Le contrastanti posizioni assunte in quel dibattito in rapporto sia alla tradizione sia ai possibili sviluppi della nostra poesia offriranno sollecitanti spunti ad una ricognizione organica, che auspichiamo, su « Poesia nuova ». Della quale altre direzioni d'interesse e di ricerca dovranno considerarsi: a cominciare da quell'apertura internazionale che si concretò, a partire dal primo fascicolo del secondo anno, nella sezione « Orizzonte europeo » ove apparvero, talora con sapore di primizia, ricognizioni antologiche e saggistiche relative a vari paesi: dalla Romania all'Olanda, dalla Germania alla Francia, dal Belgio all'Inghilterra alla Grecia.

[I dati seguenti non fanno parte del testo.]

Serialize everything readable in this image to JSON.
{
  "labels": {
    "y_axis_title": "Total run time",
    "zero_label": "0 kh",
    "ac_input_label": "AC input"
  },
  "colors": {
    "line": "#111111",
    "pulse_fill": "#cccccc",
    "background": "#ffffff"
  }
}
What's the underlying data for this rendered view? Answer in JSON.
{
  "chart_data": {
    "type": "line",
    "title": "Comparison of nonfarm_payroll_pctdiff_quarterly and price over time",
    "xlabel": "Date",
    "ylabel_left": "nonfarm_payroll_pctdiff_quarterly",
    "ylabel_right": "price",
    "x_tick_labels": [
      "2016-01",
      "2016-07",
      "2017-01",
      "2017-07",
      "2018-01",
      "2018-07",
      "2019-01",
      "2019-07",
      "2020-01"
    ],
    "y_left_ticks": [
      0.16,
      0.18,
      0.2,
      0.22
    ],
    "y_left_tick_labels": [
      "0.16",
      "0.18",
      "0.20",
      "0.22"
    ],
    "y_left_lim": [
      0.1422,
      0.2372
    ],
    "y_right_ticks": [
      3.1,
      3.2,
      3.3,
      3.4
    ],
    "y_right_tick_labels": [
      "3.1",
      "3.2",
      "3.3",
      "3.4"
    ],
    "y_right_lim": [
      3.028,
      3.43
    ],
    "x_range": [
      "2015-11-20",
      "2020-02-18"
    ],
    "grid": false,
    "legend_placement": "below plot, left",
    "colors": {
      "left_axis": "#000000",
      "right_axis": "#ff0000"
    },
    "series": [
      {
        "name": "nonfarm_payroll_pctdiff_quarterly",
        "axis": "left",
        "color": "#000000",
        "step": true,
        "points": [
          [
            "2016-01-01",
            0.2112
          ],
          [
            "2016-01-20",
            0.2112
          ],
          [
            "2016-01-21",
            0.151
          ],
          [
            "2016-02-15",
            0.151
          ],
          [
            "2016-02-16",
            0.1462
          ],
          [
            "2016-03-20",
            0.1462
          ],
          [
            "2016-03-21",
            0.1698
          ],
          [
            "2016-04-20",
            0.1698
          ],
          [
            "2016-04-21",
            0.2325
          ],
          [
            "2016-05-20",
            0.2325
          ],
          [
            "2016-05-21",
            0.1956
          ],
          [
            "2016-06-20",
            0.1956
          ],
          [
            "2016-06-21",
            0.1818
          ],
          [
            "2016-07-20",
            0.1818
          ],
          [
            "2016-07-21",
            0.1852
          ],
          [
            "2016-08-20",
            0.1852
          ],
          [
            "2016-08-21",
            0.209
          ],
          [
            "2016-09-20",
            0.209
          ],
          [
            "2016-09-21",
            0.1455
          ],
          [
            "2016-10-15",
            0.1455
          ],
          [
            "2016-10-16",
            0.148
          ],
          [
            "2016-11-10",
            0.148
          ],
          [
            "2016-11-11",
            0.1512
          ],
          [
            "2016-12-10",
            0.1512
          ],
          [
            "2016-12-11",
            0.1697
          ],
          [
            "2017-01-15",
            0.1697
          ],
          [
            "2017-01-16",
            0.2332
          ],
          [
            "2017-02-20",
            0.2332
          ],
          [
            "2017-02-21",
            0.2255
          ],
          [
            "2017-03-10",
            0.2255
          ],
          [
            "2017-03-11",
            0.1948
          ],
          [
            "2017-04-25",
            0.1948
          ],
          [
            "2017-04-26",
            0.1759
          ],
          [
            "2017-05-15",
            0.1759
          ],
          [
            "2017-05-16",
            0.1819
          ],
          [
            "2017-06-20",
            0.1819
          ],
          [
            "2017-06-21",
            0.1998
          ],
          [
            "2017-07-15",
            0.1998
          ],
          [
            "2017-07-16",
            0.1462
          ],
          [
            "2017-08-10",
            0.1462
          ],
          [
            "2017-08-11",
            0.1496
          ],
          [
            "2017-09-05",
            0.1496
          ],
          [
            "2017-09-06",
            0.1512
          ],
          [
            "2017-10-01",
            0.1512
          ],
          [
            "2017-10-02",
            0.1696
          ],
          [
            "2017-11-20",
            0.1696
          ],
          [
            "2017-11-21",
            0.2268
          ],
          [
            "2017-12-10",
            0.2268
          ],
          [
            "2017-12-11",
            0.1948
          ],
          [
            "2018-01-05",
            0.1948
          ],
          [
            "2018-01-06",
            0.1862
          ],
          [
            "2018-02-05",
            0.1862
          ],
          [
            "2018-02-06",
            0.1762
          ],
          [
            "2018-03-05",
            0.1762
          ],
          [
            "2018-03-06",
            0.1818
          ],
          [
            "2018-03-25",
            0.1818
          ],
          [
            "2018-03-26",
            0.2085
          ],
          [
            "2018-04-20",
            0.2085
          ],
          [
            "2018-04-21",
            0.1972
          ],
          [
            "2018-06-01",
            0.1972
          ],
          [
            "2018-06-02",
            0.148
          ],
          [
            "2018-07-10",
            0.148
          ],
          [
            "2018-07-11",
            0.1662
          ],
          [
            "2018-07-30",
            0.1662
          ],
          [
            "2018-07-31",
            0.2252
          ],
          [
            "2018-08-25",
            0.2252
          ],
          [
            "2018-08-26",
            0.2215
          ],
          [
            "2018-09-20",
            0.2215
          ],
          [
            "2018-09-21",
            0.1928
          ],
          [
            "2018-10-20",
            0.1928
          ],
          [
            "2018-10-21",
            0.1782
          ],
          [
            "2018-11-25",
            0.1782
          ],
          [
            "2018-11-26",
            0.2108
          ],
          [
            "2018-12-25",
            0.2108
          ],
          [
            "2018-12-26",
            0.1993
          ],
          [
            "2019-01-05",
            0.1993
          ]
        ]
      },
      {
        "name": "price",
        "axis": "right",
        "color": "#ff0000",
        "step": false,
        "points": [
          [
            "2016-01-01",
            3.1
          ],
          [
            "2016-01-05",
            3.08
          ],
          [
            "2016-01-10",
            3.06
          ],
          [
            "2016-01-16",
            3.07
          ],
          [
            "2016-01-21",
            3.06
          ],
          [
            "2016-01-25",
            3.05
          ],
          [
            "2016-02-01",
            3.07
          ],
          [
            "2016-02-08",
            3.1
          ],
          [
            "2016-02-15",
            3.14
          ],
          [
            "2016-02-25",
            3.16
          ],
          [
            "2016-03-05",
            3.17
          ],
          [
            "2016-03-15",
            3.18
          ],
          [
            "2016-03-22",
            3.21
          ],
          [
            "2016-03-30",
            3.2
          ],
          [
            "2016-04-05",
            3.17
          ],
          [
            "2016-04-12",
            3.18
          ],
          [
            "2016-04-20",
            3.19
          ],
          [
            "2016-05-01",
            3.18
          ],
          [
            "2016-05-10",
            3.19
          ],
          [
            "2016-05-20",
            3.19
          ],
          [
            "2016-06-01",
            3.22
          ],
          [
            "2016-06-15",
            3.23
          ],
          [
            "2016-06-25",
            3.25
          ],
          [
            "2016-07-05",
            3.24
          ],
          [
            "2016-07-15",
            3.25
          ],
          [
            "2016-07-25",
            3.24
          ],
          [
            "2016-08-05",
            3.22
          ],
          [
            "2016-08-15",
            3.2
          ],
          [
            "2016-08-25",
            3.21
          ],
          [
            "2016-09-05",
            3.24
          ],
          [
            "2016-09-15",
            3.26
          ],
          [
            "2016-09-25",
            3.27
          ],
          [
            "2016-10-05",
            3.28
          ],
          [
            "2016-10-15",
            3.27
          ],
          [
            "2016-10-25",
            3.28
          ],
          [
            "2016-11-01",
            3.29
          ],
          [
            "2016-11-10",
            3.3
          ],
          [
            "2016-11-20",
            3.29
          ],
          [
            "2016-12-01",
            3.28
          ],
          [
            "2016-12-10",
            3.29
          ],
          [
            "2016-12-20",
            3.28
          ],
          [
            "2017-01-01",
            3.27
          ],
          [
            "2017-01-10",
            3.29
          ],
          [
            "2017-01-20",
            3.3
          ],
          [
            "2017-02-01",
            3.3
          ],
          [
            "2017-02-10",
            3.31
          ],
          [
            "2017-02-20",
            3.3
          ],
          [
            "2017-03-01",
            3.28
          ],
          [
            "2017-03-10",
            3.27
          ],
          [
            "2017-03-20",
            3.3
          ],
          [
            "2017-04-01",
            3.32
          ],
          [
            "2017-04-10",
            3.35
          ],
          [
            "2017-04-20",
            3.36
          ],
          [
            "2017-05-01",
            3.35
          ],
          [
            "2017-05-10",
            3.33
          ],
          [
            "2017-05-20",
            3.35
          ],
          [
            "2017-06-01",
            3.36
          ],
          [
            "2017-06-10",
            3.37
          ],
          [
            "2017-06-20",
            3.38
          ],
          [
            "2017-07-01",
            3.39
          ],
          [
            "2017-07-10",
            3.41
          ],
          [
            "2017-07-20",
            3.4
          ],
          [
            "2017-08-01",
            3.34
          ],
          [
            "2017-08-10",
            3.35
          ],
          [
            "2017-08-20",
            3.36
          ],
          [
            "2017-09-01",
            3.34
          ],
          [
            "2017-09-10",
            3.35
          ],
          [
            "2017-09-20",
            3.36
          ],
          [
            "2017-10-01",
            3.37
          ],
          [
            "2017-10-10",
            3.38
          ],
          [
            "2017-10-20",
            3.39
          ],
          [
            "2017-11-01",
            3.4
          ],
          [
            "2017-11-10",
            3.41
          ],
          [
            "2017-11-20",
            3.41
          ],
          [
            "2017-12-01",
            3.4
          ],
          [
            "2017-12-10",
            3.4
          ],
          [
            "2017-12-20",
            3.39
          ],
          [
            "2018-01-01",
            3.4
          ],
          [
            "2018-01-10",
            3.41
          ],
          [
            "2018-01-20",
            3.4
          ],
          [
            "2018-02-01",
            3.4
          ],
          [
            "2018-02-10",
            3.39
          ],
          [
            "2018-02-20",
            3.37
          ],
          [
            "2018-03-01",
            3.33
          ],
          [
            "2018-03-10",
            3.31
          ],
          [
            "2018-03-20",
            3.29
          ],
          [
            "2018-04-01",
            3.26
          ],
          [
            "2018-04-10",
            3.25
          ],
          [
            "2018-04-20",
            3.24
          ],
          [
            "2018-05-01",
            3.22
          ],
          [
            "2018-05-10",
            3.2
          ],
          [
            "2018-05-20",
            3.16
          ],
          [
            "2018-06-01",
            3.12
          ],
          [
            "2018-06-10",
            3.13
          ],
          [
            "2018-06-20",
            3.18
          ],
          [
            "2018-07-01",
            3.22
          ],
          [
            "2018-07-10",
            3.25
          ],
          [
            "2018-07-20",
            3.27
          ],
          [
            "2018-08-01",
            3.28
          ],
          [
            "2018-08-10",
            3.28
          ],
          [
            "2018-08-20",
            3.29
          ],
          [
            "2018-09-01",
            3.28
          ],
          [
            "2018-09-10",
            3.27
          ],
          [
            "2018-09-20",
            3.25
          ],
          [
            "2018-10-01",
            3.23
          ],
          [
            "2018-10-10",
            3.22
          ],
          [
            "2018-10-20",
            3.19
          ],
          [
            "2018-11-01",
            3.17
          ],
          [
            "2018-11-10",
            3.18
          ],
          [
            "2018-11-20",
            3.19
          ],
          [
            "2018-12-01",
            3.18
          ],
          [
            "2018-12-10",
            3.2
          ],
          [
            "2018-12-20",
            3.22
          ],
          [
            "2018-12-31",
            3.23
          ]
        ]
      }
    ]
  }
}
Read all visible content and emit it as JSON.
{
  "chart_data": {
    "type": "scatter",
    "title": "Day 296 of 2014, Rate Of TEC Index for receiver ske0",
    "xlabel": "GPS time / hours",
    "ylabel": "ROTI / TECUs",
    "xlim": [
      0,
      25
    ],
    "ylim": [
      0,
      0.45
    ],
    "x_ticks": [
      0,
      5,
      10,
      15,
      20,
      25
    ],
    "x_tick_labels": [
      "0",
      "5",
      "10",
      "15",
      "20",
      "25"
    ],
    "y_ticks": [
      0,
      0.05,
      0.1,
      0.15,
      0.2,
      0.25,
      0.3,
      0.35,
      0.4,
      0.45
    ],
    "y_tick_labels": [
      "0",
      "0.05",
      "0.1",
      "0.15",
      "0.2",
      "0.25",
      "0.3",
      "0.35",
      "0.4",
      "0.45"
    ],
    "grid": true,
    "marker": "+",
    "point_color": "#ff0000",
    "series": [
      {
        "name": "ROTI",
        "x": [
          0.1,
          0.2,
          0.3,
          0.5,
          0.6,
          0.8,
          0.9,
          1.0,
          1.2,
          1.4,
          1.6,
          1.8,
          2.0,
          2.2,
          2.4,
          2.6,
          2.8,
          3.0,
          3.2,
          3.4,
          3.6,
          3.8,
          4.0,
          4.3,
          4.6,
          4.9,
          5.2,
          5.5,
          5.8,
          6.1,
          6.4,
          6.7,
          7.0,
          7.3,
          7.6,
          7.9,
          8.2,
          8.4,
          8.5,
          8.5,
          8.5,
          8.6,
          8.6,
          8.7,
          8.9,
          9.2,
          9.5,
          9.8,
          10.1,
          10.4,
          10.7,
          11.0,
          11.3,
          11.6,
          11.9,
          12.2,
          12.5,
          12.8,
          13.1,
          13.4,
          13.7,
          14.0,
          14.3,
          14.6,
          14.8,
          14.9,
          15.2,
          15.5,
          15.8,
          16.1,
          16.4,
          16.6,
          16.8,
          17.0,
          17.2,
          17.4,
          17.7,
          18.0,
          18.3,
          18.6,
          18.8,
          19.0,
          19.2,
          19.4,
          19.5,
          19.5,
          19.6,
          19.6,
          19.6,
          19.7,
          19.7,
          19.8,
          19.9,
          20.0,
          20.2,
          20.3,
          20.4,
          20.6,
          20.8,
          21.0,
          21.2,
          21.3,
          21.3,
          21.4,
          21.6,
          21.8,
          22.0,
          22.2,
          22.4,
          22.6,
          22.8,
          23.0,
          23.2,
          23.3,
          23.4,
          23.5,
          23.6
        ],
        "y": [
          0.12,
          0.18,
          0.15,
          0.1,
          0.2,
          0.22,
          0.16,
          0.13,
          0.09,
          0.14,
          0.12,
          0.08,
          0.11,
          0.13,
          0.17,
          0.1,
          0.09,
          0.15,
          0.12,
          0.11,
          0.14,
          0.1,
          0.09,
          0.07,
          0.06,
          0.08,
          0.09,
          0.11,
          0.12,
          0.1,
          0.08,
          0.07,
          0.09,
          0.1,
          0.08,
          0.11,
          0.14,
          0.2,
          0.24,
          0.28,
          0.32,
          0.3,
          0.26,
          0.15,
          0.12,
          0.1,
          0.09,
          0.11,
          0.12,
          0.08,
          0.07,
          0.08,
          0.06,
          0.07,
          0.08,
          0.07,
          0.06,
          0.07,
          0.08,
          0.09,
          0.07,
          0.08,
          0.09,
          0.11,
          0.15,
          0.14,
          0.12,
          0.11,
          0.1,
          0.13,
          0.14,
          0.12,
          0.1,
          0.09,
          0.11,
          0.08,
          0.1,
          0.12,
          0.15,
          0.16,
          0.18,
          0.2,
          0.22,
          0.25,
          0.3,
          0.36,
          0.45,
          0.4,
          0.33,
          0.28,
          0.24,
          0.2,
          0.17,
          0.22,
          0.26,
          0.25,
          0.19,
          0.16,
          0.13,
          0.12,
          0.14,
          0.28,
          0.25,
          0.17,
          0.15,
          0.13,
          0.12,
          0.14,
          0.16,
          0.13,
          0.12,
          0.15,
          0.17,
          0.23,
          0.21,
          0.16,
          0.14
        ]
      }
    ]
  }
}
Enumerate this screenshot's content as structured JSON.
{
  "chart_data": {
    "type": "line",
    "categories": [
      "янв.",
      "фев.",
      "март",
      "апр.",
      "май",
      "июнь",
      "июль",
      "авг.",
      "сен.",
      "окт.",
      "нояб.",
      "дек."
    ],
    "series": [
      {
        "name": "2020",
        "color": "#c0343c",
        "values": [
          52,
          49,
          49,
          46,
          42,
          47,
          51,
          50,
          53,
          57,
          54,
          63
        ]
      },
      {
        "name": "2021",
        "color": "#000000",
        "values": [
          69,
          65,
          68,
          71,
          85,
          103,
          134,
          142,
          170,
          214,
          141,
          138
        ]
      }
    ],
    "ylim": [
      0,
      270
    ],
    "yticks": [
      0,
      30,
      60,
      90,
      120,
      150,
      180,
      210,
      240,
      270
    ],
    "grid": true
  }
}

Un altro aspetto forse non meno importante della rivista fu quello di aver avviato una revisione critica della nostra tradizione poetica recente con l'intento di reagire a certe impostazioni che nel quadro della nostra storia novecentesca privilegiavano la linea cosiddetta ermetica sino a ridurre poeti anche importanti ma ad essa non riconducibili ad un preciso ruolo di « minori »: presenze laterali se non proprio marginali. Mentre — come bene intese un valoroso italianista francese, Georges Mounin — una verifica della vitalità, dell'originalità, dell'autenticità deve anche e forse soprattutto effettuarsi sul terreno meno direttamente battuto dalle suggestioni del simbolismo e del surrealismo. Non è dunque un caso se, in questo quadro interpretativo della poesia italiana fra le due guerre, le « riletture » riguardino poeti come Saba, Betocchi, Sbarbaro, Grande, Caproni. Henri Bedarida, che presiedette il Convegno di Andalo, poteva, come osservatore straniero, formulare per la poesia italiana un augurio: che si orientasse cioè più decisamente « verso un umanesimo che, per essere concreto, generoso e libero, escluda nel campo tecnico ogni acrobatico artificio, nel campo ideologico un impegno troppo assoluto e troppo direttamente politico, nell'ordine del pensiero gli eccessi dell'intellettualismo. Forse un buon numero di poeti che la rivista alcamese-romana accolse nei suoi fascicoli non avrebbe considerato quell'augurio in una prospettiva tutta da respingere. Sappiamo bene che la poesia non si fonda né si rinnova con i programmi o con i buoni auspici e altrettanto chiaro è che oggi la poesia post-lineare (come impeccabilmente la chiama l'amico Machiedo) è su posizioni assai distanti da quelle auspicate da Bedarida. In fondo è anche vero quanto Cocteau affermava che la poesia « est toujours autre chose ». Il rischio maggiore è quello di fraintendere la carica vitale del paradosso ed intendere la poesia nulla più che un gioco: magari di prestigio.